External Memory Interface Handbook Volume 2: Design Guidelines: For UniPHY-based Device Families

ID 683385
Date 3/06/2023
Public
Document Table of Contents

1.2.5.5. Additional Guidelines for Arria V GZ and Stratix V Devices

This section provides guidelines for improving timing for Arria V GZ and Stratix V devices and the rules that you must follow to overcome timing failures.

Performing Manual Pin Placement

The following table lists rules that you can follow to perform proper manual pin placement and avoid timing failures.

The rules are categorized as follows:

  • Mandatory—This rule is mandatory and cannot be violated as it would result in a no‑fit error.
  • Recommended—This rule is recommended and if violated the implementation is legal but the timing is degraded.
  • Highly Recommended—This rule is not mandatory but is highly recommended because disregarding this rule might result in timing violations.
Table 15.  Manual Pin Placement Rules

Rules

Frequency

Device

Reason

Mandatory

Must place all CK, CK#, address, control, and command pins of an interface in the same I/O sub‑bank.

> 800 MHz

All

For optimum timing, clock and data output paths must share as much hardware as possible. For write data pins (for example, DQ/DQS), the best timing is achieved through the DQS Groups.

Must not split interface between top and bottom sides

Any

All

Because PLLs and DLLs on the top edge cannot access the bottom edge of a device and vice-versa.

Must not place pins from separate interfaces in the same I/O sub-banks unless the interfaces share PLL or DLL resources.

Any

All

All pins require access to the same leveling block.

Must not share the same PLL input reference clock unless the interfaces share PLL or DLL resources.

Any

All

Because sharing the same PLL input reference clock forces the same ff-PLL to be used. Each ff-PLL can drive only one PHY clock tree and interfaces not sharing a PLL cannot share a PHY clock tree.

Recommended

Place all CK, CK#, address, control, and command pins of an interface in the same I/O sub-bank.

<800 MHz

All

Place all CK/CK#, address, control, and command pins in the same I/O sub-bank when address and command timing is critical. For optimum timing, clock and data output paths should share as much hardware as possible. For write data pins (for example, DQ/DQS), the best timing is achieved through the DQS Groups.

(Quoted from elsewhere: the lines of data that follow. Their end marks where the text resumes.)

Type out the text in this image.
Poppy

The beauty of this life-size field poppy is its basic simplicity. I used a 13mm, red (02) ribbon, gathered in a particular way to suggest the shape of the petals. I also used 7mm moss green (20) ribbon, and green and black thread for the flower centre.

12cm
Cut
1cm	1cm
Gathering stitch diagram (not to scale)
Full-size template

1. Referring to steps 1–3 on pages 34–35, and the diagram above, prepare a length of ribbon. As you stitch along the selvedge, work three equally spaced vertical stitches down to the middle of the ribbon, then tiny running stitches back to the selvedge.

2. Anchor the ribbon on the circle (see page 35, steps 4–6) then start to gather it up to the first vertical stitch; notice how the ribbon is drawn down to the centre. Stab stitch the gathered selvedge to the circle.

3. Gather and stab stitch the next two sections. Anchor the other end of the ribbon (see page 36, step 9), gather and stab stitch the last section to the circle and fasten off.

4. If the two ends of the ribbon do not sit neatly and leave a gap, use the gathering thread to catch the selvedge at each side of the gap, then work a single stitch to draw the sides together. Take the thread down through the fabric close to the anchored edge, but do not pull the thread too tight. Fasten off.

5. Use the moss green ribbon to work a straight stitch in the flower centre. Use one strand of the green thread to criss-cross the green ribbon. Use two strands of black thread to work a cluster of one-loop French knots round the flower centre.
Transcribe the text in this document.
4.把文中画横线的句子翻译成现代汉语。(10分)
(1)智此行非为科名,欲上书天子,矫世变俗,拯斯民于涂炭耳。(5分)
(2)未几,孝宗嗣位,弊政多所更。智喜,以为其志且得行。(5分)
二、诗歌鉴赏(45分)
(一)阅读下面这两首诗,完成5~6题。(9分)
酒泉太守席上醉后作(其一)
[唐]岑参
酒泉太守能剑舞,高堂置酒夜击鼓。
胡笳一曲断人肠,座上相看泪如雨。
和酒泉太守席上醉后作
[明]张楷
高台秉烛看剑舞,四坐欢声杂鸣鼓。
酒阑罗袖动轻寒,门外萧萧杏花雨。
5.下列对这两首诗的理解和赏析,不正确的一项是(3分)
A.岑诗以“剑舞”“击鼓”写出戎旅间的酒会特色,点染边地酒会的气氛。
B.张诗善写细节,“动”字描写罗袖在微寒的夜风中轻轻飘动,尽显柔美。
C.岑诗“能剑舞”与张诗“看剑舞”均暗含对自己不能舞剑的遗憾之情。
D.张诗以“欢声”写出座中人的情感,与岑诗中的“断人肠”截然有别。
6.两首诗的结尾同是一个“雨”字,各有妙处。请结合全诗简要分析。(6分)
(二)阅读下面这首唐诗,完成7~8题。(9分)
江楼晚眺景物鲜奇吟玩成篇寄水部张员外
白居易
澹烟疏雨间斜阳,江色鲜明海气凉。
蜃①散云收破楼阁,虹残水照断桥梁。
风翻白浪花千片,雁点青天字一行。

Avoid using I/Os at the device corners (for example, sub-bank “A”).

Any

A7  (1)

The delay from the FPGA core fabric to the I/O periphery is higher toward the sub-banks in the corners. By not using I/Os at the device corners, you can improve core timing closure.

>=800 MHz

All

Corner I/O pins use longer delays, therefore avoiding corner I/O pins is recommended for better memory clock performance.

Avoid straddling an interface across the center PLL.

Any

All

Straddling the center PLL causes timing degradation, because it increases the length of the PHY clock tree and increases jitter. By not straddling the center PLL, you can improve core timing closure.

Use the center PLL(f-PLL1) for a wide interface that must straddle across center PLL.

>= 800 MHz

All

Using a non-center PLL results in driving a sub-bank in the opposite quadrant due to long PHY clock tree delay.

Place the DQS/DQS# pins such that all DQ groups of the same interface are next to each other and do not span across the center PLL.

Any

All

To ease core timing closure. If the pins are too far apart then the core logic is also placed apart which results in difficult timing closure.

Place CK, CK#, address, control, and command pins in the same quadrant as DQ groups for improved timing in general.

Any

All

Highly Recommended

Place all CK, CK#, address, control, and command pins of an interface in the same I/O sub-bank.

>= 800 MHz

All

For optimum timing, clock and data output paths should share as much hardware as possible. For write data pins (for example, DQ/DQS), the best timing is achieved through the DQS Groups.

Use center PLL and ensure that the PLL input reference clock pin is placed at a location that can drive the center PLL.

>= 800 MHz

All

Using a non-center PLL results in driving a sub-bank in the opposite quadrant due to long PHY clock tree delay.

If center PLL is not accessible, place pins in the same quadrant as the PLL.

>= 800 MHz

All

Note to Table:

  1. This rule is currently applicable to A7 devices only. This rule might be applied to other devices in the future if they show the same failure.